And as I write this, philipmerrill has a great diary on the recommended list at dkos about it too.
I hope you’ll take a look at both.
…is remarkably small.
We stopped doing corrections ages ago. Incarceration would be a better word.
… reading the diary over at Daily Kos, which has some good action links.
Good news about what Webb is doing. And sounds exciting that you’re going to be involved in going into the community to help make these changes … I hope you’ll blog about it here.
This is the money quote for me … on this issue as well as so many others:
I remember back in the 80s, the rhetoric about the sociopathic young people who would kill without a thought, that whole meme, how it promoted the “fear” the Commissioner you quoted was speaking about. Human beings were portrayed as anything but human and in that context permanent removal from society seemed a no-brainer.
I think that helped quash any notion that we should invest in any other program but life imprisonment.
And just like terrorism and “illegal immigrants,” fear is exploited to one aim – dehumanization and removal and then never thinking about these folks again.
and not allowing private corporations to build and operate prisons, in which they’ll do the same things that any good business operation does – minimalize costs (in this case food, living space etc.) and maximize revenue (numbers of prisoners) – would help create a climate in which restorative justice instead of imprisonment for revenge, punishment and profit might have a chance?
This is such an important issue — a very sad one, too!
But I would like to say that i would love to see the soft on crime meme shift from young poor badly educated Americans…
To the old wise well educated criminals …who know what they are doing….and have choices as to how to behave…
But NEVER end up doing hard time.
I’ll only add that one excellent way to reform our prisons would be to reform our laws, most particularly our laws against consensual acts, such as drug use and prostitution. We have finally reached a point where many serious people, although sadly not the President, are talking seriously about marijuana legalization. That is an excellent start, but it needs our attention if we want to take advantage of this amazing opportunity to end prohibition.
Here in NY it costs about $45,000/year to incarcerate someone in a prison. It costs about $38,000/year to incarcerate someone in a jail. This means to me that if you hired a probation officer to check in daily with 5 different people and paid this officer $100,000/year + benefits, we’d be far better off. Some people only need a weekly or bi-weekly or monthly check in. The only people who would have to be locked up are those who are too dangerous to be supervised on a daily basis.
Obviously, building the prison industrial complex in NY is about more than locking city people up in the country. It’s also about providing the only gainful employment (working in the prison) in many rural counties. To make that part work, you have to export people of color from urban areas to rural counties. So to dismantle the prisons you have to also find some other work for the people who presently work in them.
If NY released all of the non-dangerous drug defendants it’s now holding, it could close many prisons. The problem is that once they were closed, where would the thousands of employees work?

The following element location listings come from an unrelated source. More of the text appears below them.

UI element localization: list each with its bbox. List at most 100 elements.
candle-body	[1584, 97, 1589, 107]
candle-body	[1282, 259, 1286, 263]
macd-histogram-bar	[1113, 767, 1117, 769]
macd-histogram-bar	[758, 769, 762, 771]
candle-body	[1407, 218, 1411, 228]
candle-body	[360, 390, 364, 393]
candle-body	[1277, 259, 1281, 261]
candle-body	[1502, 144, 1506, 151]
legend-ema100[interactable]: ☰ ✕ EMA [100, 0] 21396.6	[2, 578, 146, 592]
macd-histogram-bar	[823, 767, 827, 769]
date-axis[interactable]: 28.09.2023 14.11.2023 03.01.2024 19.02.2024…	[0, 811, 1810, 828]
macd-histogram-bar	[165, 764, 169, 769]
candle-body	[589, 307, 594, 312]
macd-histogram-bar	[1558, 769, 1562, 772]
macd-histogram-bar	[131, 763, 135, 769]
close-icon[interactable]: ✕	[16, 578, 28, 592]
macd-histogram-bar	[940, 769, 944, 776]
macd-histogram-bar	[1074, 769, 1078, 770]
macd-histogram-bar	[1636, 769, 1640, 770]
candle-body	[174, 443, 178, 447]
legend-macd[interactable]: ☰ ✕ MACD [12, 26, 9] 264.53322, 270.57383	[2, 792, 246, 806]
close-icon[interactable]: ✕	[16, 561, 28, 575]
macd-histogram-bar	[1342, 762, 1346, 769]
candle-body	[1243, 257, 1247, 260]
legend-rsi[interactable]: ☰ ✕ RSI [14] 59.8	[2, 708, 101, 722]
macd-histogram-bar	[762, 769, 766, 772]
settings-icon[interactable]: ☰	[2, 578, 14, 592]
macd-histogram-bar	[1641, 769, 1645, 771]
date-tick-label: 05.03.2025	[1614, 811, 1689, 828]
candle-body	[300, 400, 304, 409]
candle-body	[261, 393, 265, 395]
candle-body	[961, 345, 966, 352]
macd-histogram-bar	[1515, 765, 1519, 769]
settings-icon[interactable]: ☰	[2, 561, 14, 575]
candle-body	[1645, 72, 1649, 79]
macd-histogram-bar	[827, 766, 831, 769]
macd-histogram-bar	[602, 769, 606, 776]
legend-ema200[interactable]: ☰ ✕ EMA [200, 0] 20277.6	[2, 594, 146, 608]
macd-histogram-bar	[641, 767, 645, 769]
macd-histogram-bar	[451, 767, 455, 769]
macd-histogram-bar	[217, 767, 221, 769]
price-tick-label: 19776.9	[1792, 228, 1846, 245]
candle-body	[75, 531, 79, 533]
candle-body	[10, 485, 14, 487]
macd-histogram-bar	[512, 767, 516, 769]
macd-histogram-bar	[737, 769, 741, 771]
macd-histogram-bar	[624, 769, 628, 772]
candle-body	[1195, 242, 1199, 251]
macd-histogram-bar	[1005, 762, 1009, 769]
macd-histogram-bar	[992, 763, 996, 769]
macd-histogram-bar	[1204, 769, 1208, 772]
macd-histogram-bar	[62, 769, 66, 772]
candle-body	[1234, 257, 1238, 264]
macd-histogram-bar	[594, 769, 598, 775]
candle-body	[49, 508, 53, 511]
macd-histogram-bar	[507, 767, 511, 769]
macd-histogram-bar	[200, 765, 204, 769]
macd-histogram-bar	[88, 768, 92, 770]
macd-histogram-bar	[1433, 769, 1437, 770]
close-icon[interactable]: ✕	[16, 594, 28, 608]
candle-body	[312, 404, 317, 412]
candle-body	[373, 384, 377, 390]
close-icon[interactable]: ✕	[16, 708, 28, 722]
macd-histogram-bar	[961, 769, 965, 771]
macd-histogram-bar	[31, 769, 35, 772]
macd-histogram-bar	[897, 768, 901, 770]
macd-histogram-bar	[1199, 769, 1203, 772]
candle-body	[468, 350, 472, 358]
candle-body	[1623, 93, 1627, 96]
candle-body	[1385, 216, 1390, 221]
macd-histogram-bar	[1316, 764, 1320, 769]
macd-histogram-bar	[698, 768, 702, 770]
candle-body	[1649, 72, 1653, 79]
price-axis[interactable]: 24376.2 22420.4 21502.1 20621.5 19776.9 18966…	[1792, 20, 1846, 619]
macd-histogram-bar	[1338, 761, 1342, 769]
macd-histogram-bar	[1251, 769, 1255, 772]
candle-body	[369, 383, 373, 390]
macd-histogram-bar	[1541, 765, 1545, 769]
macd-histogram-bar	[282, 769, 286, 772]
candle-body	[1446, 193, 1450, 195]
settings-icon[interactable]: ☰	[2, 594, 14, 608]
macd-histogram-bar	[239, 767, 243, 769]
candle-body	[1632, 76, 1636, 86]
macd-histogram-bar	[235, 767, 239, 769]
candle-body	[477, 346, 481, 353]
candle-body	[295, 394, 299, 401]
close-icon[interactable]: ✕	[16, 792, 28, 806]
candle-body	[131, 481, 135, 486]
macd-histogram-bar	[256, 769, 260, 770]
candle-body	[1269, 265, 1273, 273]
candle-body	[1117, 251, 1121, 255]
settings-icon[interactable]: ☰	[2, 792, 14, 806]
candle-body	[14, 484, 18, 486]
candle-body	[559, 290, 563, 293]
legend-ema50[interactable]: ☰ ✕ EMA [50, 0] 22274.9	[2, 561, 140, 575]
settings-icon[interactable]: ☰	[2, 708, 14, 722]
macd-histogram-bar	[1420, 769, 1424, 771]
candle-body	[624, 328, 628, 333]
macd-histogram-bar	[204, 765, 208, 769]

Finally, it’s really dangerous to argue the we should have “better prisons.” Ones that are more rehabilitative, kinder, cleaner, healthier, provide more education, etc. We should have that for those who have to be in prison. Those who shouldn’t be locked up need to be located and released.
Sorry to be so disorganized.
theres a fresh diary at the OHrahnge now on the rec list but heres the direct link to this story…
http://aclumich.org/issues/due…
This whole moral abyss our nation has sunk into just permeates everything. Disgusting.